Treatments were handled by the ubiquitous Steiner Leisure but were quite excellent, with post-treatment product pitches kept to a minimum. A wide range of services is offered; popular these days is the hot stones massage but our regular old basic was pretty nice, too. Prices -- let me warn you -- seemed quite high, particularly for more exotic treatments, though regular fare, such as a standard 50-minute massage at $99, was reasonable.
Note: Depending on each voyage, the spa does offer port-day specials though we found that we had to actually go to the spa to find out what was available.
The ship has courts for basketball and paddle tennis and two ping pong tables.
And don't forget, as I nearly did, that the ship has a lovely walk-around deck on the promenade level -- much more conducive to recreational relaxation than walking around the pool deck!
While the kids' facilities on Ryndam can't rival those of ships thrice its size, Club HAL got an overhaul and it looks fantastic (more importantly, kids seemed to have a good time). Beyond craft-oriented rooms, there's one room dedicated to Playstations and kids also have their own set of Internet terminals.
Where Ryndam really stands out is with its teen-only facility. It consists of a two-deck-high indoor/outdoor area connected by a spiral staircase. On the lower level is The Loft, a nightclub-style room with DVDs and Dance Revolution, which is one of the hippest and trendiest new dance gigs in teendom. What really smokes, though, is its outdoor Oasis. This newly constructed area, completely outdoors, feels like it's a shade removed from Gilligan's Island, with hammocks, a fabulous optically lit waterfall, and Adirondack-style chairs -- and the atmosphere is even further developed by the exterior, rimmed with wood slats, not to mention faux pineapples and palm trees (and vending machines for snacks and beverages).

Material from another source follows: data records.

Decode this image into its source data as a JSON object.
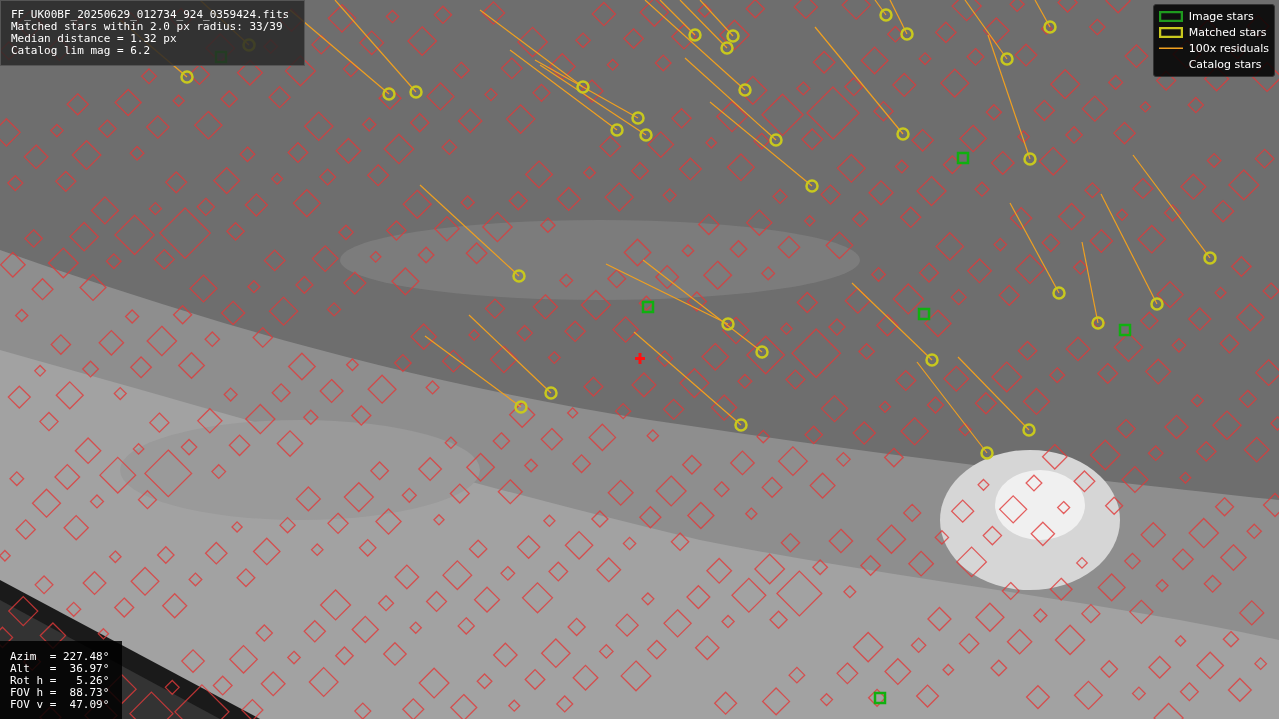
{
  "info": {
    "lines": [
      "FF_UK00BF_20250629_012734_924_0359424.fits",
      "Matched stars within 2.0 px radius: 33/39",
      "Median distance = 1.32 px",
      "Catalog lim mag = 6.2"
    ]
  },
  "legend": [
    {
      "label": "Image stars"
    },
    {
      "kind": "matched",
      "label": "Matched stars"
    },
    {
      "kind": "residual",
      "label": "100x residuals"
    },
    {
      "kind": "catalog",
      "label": "Catalog stars"
    }
  ],
  "pointing": {
    "lines": [
      "Azim  = 227.48°",
      "Alt   =  36.97°",
      "Rot h =   5.26°",
      "FOV h =  88.73°",
      "FOV v =  47.09°"
    ]
  }
}
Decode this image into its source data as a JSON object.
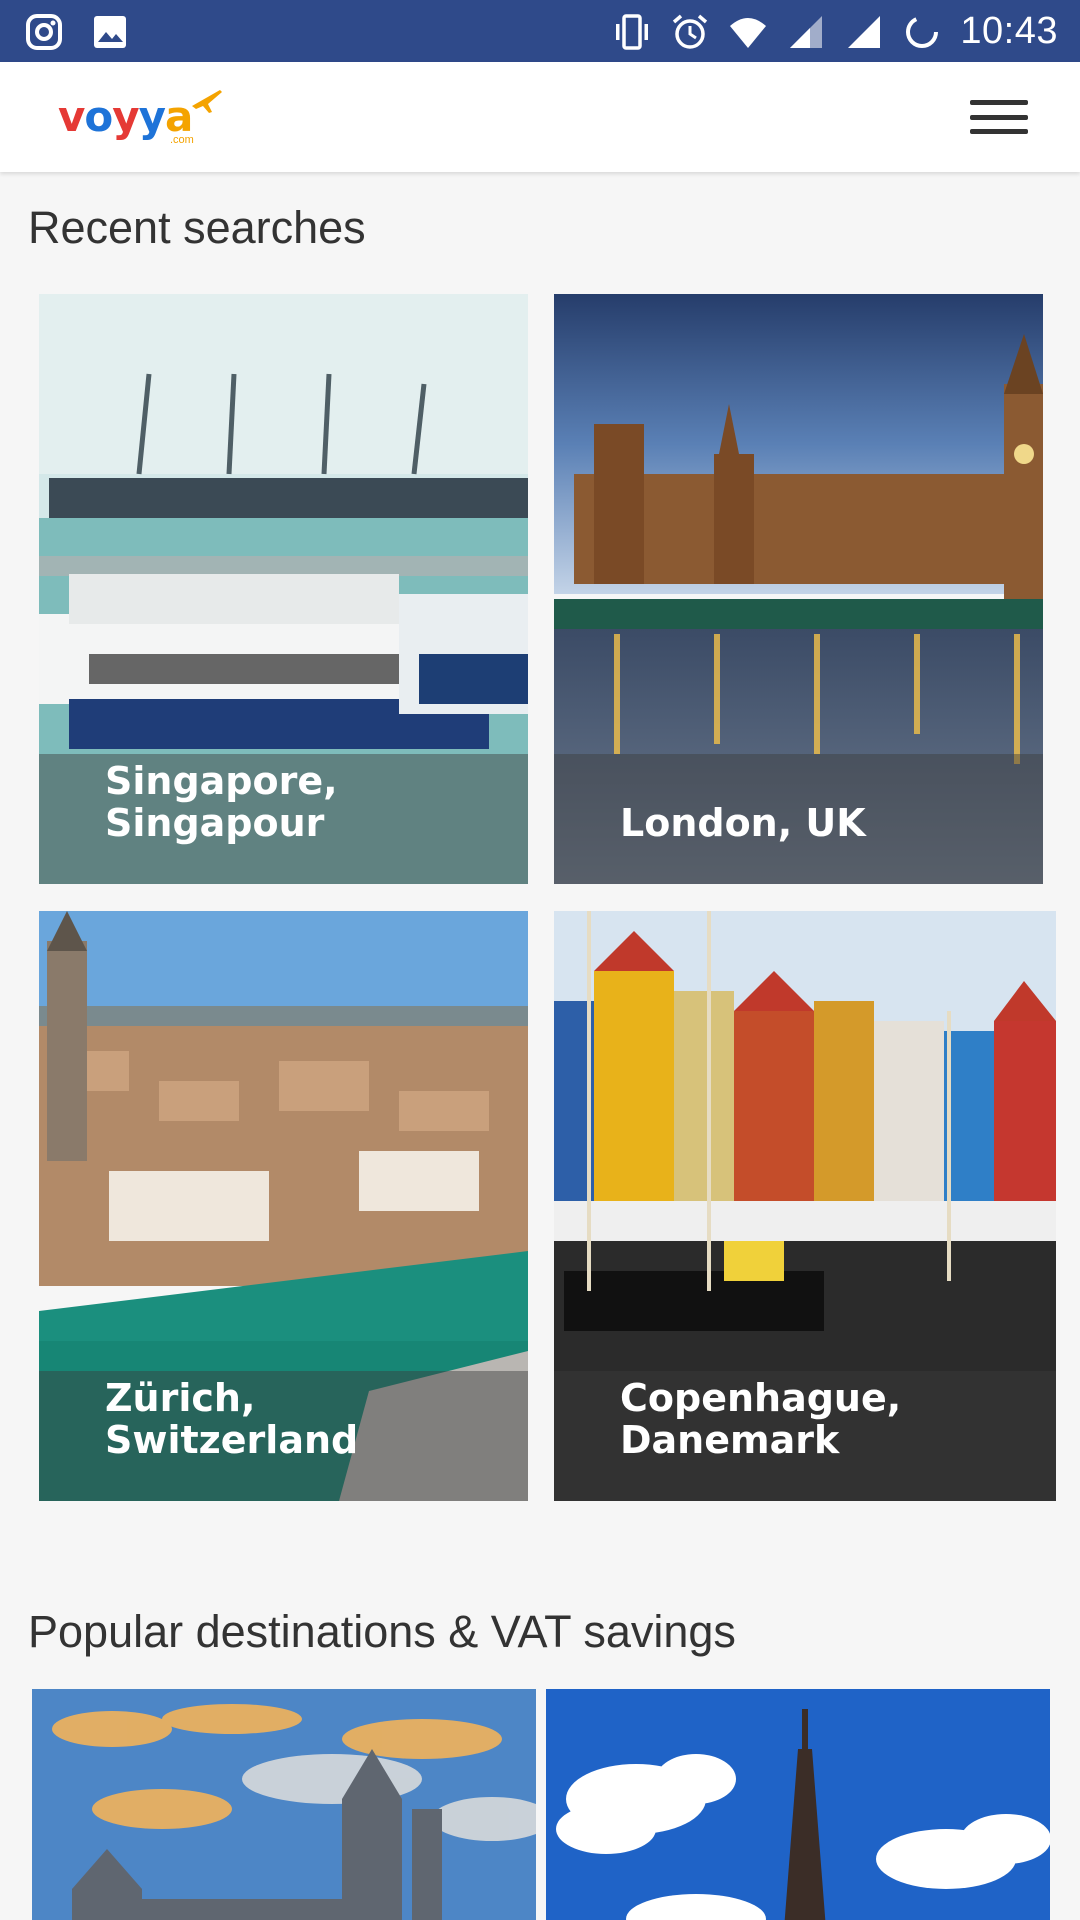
{
  "status_bar": {
    "time": "10:43",
    "icons": [
      "instagram-icon",
      "image-icon",
      "vibrate-icon",
      "alarm-icon",
      "wifi-icon",
      "signal-icon",
      "signal-full-icon",
      "battery-saver-icon"
    ]
  },
  "header": {
    "logo_text": "voyya",
    "logo_suffix": ".com",
    "menu_icon": "hamburger-menu-icon"
  },
  "recent_searches": {
    "title": "Recent searches",
    "items": [
      {
        "line1": "Singapore,",
        "line2": "Singapour"
      },
      {
        "line1": "London, UK",
        "line2": ""
      },
      {
        "line1": "Zürich,",
        "line2": "Switzerland"
      },
      {
        "line1": "Copenhague,",
        "line2": "Danemark"
      }
    ]
  },
  "popular": {
    "title": "Popular destinations & VAT savings"
  },
  "colors": {
    "status_bar": "#2f4a8a",
    "logo_red": "#e53935",
    "logo_blue": "#1e73d8",
    "logo_orange": "#f4a300"
  }
}
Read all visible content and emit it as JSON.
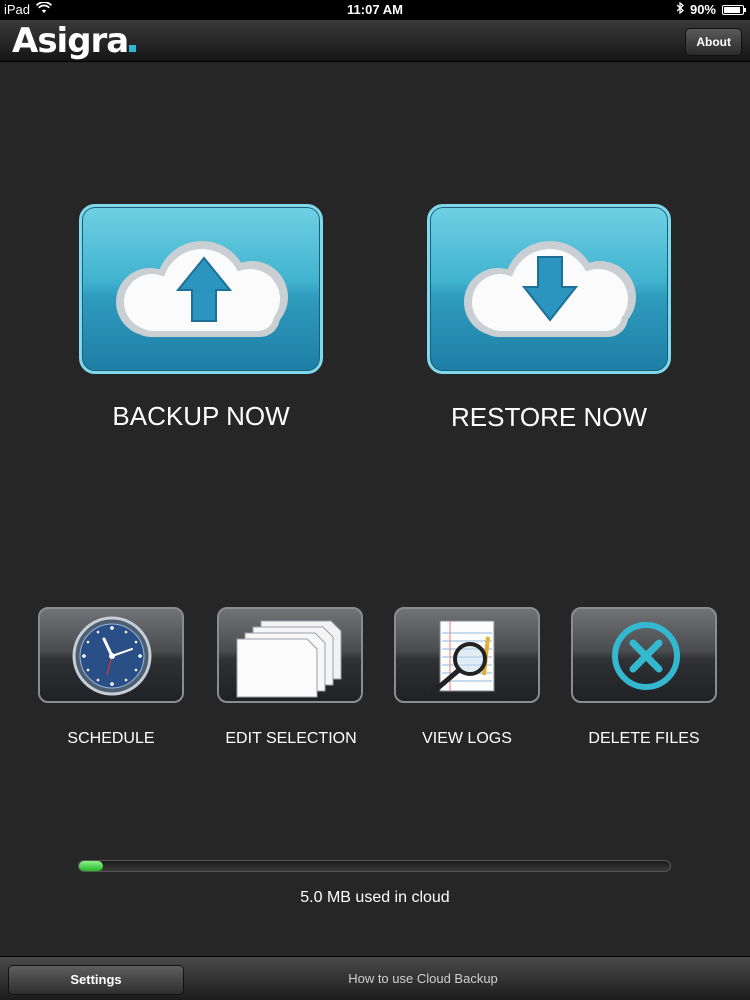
{
  "status_bar": {
    "device": "iPad",
    "time": "11:07 AM",
    "battery": "90%",
    "battery_level": 0.9
  },
  "header": {
    "logo": "Asigra",
    "about_label": "About"
  },
  "main_actions": [
    {
      "label": "BACKUP NOW",
      "icon": "cloud-upload-icon"
    },
    {
      "label": "RESTORE NOW",
      "icon": "cloud-download-icon"
    }
  ],
  "tools": [
    {
      "label": "SCHEDULE",
      "icon": "clock-icon"
    },
    {
      "label": "EDIT SELECTION",
      "icon": "documents-icon"
    },
    {
      "label": "VIEW LOGS",
      "icon": "magnifier-notepad-icon"
    },
    {
      "label": "DELETE FILES",
      "icon": "delete-circle-icon"
    }
  ],
  "storage": {
    "usage_text": "5.0 MB used in cloud",
    "usage_fraction": 0.04
  },
  "toolbar": {
    "settings_label": "Settings",
    "howto_label": "How to use Cloud Backup"
  },
  "colors": {
    "accent": "#41b3cf",
    "progress": "#28b828",
    "background": "#262626"
  }
}
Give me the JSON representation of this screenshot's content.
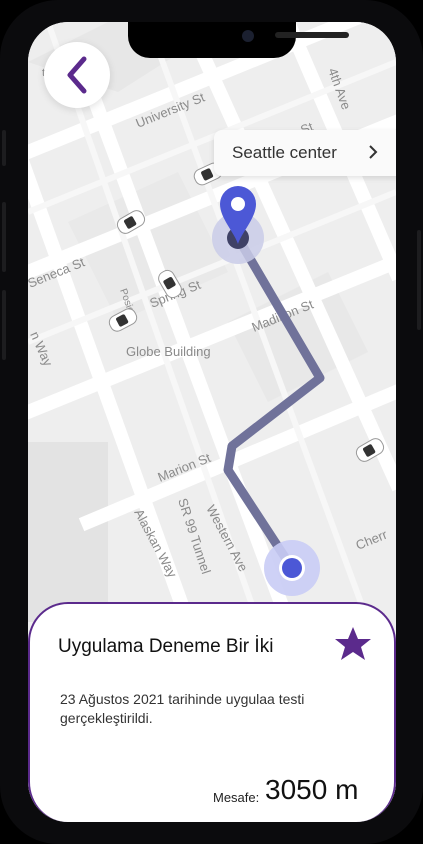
{
  "map": {
    "destination_chip": {
      "label": "Seattle center"
    },
    "streets": [
      "University St",
      "Seneca St",
      "4th Ave",
      "Seneca St",
      "Spring St",
      "Madison St",
      "Marion St",
      "SR 99 Tunnel",
      "Alaskan Way",
      "Western Ave",
      "Cherr",
      "Posie"
    ],
    "poi": [
      "Globe Building",
      "ttle Art Mu"
    ]
  },
  "card": {
    "title": "Uygulama Deneme Bir İki",
    "description": "23 Ağustos 2021 tarihinde uygulaa testi gerçekleştirildi.",
    "distance_label": "Mesafe:",
    "distance_value": "3050 m"
  },
  "colors": {
    "accent": "#5b2a8c",
    "route": "#70729a",
    "pin": "#4c58d6"
  },
  "icons": {
    "back": "chevron-left-icon",
    "chip": "chevron-right-icon",
    "star": "star-icon",
    "pin": "map-pin-icon"
  }
}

On our trip, a Sea of Cortez itinerary, passengers skewed older; this varies, though, with Ryndam pulling in plenty of families with kids on holiday weekends, and younger singles and couples (i.e. under 50) when it visits more active ports, such as Puerto Vallarta.
There were two formal nights -- and passengers took the dress code very seriously with most men wearing tuxedos and women dressed in evening gowns. Even casual night carried more of a country-club-casual dress code.
Holland America has finally adapted to the industry's recommended tipping guidelines and automatically levies a $10 per-person, per-day charge onto passengers' accounts. That number can be raised (or lowered) with a visit to the purser's desk.